Bruce Snider is the author of the poetry collections, Paradise, Indiana and The Year We Studied Women. He is co-editor of The Poem’s Country: Place and Poetic Practice. His poems and essays have appeared in the American Poetry Review, Iowa Review, Kenyon Review, Poetry, New England Review, and Best American Poetry, among others. He’s currently an Associate Professor at the University of San Francisco.
Matthew Bevis is Professor in English at Oxford University. He is the author of The Art of Eloquence, Comedy: A Very Short Introduction, and Lessons in Byron. His essays have appeared in Harper’s, The London Review of Books, Raritan, and Poetry, and his next book, Wordsworth’s Fun, will be published by Chicago University Press later this year.
Spencer Reece is the author of The Clerk’s Tale and The Road to Emmaus, a long-list nominee for the National Book Award in 2014. In 2017, he edited Counting Time Like People Count Stars, an anthology of poetry by the orphaned girls of Our Little Roses in San Pedro Sula, Honduras. The Secret Gospel of Mark: A Poet’s Memoir, a forthcoming nonfiction book combines the author’s life story with an appreciation of poets: Sylvia Plath, Elizabeth Bishop, George Herbert, James Merrill, Emily Dickinson, Gerard Manley Hopkins, Mark Strand, Richard Blanco, and Greg Pardlo. The Wylie Agency will represent the book to publishers, and it is hoped the book will come out in 2020. Reece is an ordained Episcopal priest and works as the canon to the ordinary for the Bishop of the Spanish Episcopal Church. He is the founder of the Unamuno Author Series.

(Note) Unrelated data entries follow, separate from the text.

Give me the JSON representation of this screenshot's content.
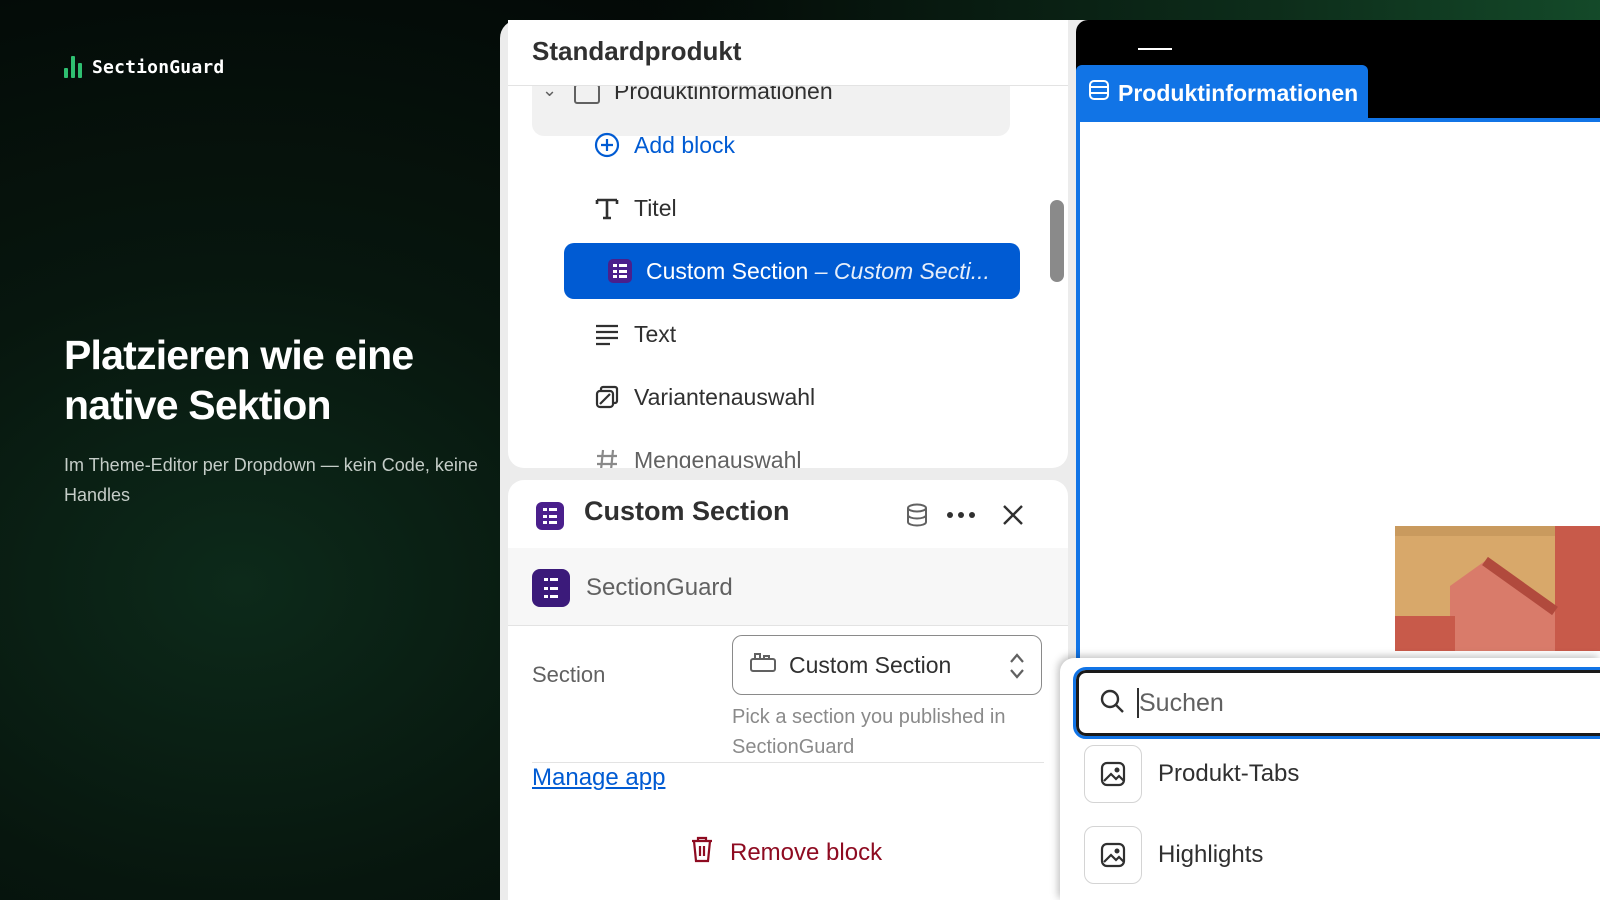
{
  "brand": {
    "name": "SectionGuard"
  },
  "hero": {
    "headline": "Platzieren wie eine native Sektion",
    "subline": "Im Theme-Editor per Dropdown — kein Code, keine Handles"
  },
  "tree": {
    "title": "Standardprodukt",
    "parent_label": "Produktinformationen",
    "items": [
      {
        "label": "Add block",
        "icon": "plus-circle-icon"
      },
      {
        "label": "Titel",
        "icon": "text-title-icon"
      },
      {
        "label": "Custom Section",
        "suffix": "– Custom Secti...",
        "icon": "app-block-icon",
        "selected": true
      },
      {
        "label": "Text",
        "icon": "text-lines-icon"
      },
      {
        "label": "Variantenauswahl",
        "icon": "variant-icon"
      },
      {
        "label": "Mengenauswahl",
        "icon": "hash-icon"
      }
    ]
  },
  "detail": {
    "title": "Custom Section",
    "app_name": "SectionGuard",
    "field_label": "Section",
    "select_value": "Custom Section",
    "help_text": "Pick a section you published in SectionGuard",
    "manage_link": "Manage app",
    "remove_label": "Remove block"
  },
  "preview": {
    "tab_label": "Produktinformationen"
  },
  "popover": {
    "search_placeholder": "Suchen",
    "options": [
      {
        "label": "Produkt-Tabs",
        "icon": "image-icon"
      },
      {
        "label": "Highlights",
        "icon": "image-icon"
      }
    ]
  },
  "colors": {
    "accent": "#005bd3",
    "preview_accent": "#1174e6",
    "brand_green": "#2fbf71",
    "critical": "#8e0b21",
    "app_icon": "#4a1f8c"
  }
}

Spencer Reece es el autor de The Clerk’s Tale y The Road to Emmaus, nominado para el National Book Award en 2014. En 2017, editó Counting Time Like People Count Stars, una antología de las niñas huérfanas de Our Little Roses en San Pedro Sula, Honduras. The Secret Gospel of Mark: A Poet’s Memoir, un próximo libro de no ficción combina la historia de la vida del autor con una apreciación de poetas: Sylvia Plath, Elizabeth Bishop, George Herbert, James Merrill, Emily Dickinson, Gerard Manley Hopkins, Mark Strand, Richard Blanco, y Gregory Pardlo. The Wylie Agency representará el libro ante los editores y se espera que el libro salga en 2020. Reece es un sacerdote episcopal ordenado y funciona como el canon al ordinario para el Obispo de la Iglesia Episcopal Española. Reece es el fundador de Unamuno Author Series.